"Demand for Star Wars: The Force Awakens products continued to be high and we benefited from the addition of Disney Princess and Frozen fashion and small dolls," Hasbro CEO Brian Goldner said in a statement. "We are very encouraged with global demand and our outlook for 2016."
Shares of Morgan Stanley fell 0.6 percent in afternoon trading in New York, after the bank said its quarterly profit dropped by more than 50 percent.
Stephen Biggar, an analyst at Argus Research, said it would be "very difficult" for Morgan Stanley to achieve the return-on-equity target CEO James Gorman has set out with revenue as weak as it was last quarter, according to Reuters.
IBM and Netflix are scheduled to release results after markets close.

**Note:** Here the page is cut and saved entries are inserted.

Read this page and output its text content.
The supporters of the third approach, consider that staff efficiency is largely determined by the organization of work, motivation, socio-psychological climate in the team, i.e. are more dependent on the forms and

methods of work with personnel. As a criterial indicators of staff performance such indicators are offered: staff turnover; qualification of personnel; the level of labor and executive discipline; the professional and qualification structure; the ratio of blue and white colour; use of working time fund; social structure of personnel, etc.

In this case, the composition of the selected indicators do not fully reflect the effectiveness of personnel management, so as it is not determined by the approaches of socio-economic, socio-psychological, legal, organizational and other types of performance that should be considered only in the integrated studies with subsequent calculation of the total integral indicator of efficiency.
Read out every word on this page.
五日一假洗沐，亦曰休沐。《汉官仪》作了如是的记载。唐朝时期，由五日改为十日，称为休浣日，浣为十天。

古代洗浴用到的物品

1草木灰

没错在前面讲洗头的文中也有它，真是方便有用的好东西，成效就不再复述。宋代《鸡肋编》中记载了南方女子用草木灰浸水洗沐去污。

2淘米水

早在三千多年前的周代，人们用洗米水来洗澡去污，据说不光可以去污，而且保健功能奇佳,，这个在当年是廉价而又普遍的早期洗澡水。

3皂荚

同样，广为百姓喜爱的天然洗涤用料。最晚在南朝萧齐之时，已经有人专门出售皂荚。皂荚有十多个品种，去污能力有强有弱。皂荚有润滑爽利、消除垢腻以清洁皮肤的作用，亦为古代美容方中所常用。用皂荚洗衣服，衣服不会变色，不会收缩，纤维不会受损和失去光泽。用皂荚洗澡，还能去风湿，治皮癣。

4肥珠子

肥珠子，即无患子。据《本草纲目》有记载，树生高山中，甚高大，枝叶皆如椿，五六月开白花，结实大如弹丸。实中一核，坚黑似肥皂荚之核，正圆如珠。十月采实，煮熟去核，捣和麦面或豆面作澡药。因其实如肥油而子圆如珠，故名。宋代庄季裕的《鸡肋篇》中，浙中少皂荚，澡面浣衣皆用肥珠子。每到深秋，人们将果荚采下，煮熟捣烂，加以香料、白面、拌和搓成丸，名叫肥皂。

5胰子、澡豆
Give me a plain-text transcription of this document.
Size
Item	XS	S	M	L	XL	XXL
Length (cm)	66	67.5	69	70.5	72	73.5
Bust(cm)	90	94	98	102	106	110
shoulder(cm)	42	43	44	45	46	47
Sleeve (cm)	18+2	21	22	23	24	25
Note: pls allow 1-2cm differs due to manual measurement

US Treasuries dropped, pushing yields on the 10-note three basis points higher to 1.78 percent, after the New York Fed's Dudley said that news on the US economy was "mostly favourable" and said the economic outlook for Europe has "started to improve."
In Europe, the Stoxx 600 Index finished the session with a 0.4 percent advance from the previous close.
The UK's FTSE 100 Index rose 0.2 percent, France's CAC 40 Index gained 0.3 percent, while Germany's DAX Index rose 0.7 percent.
Oil traded higher, recovering from an earlier drop a day after the world's major producers failed to strike a deal to freeze output at a meeting in Doha. Supporting prices was a strike in Kuwait that lowered the country's daily crude production by more than half.
"Even if it's still negative, it's less negative than at the open since the Doha outcome was largely expected and there's rumours of a new meeting before June," John Plassard, a senior equity-sales trader at Mirabaud Securities in Geneva, told Bloomberg.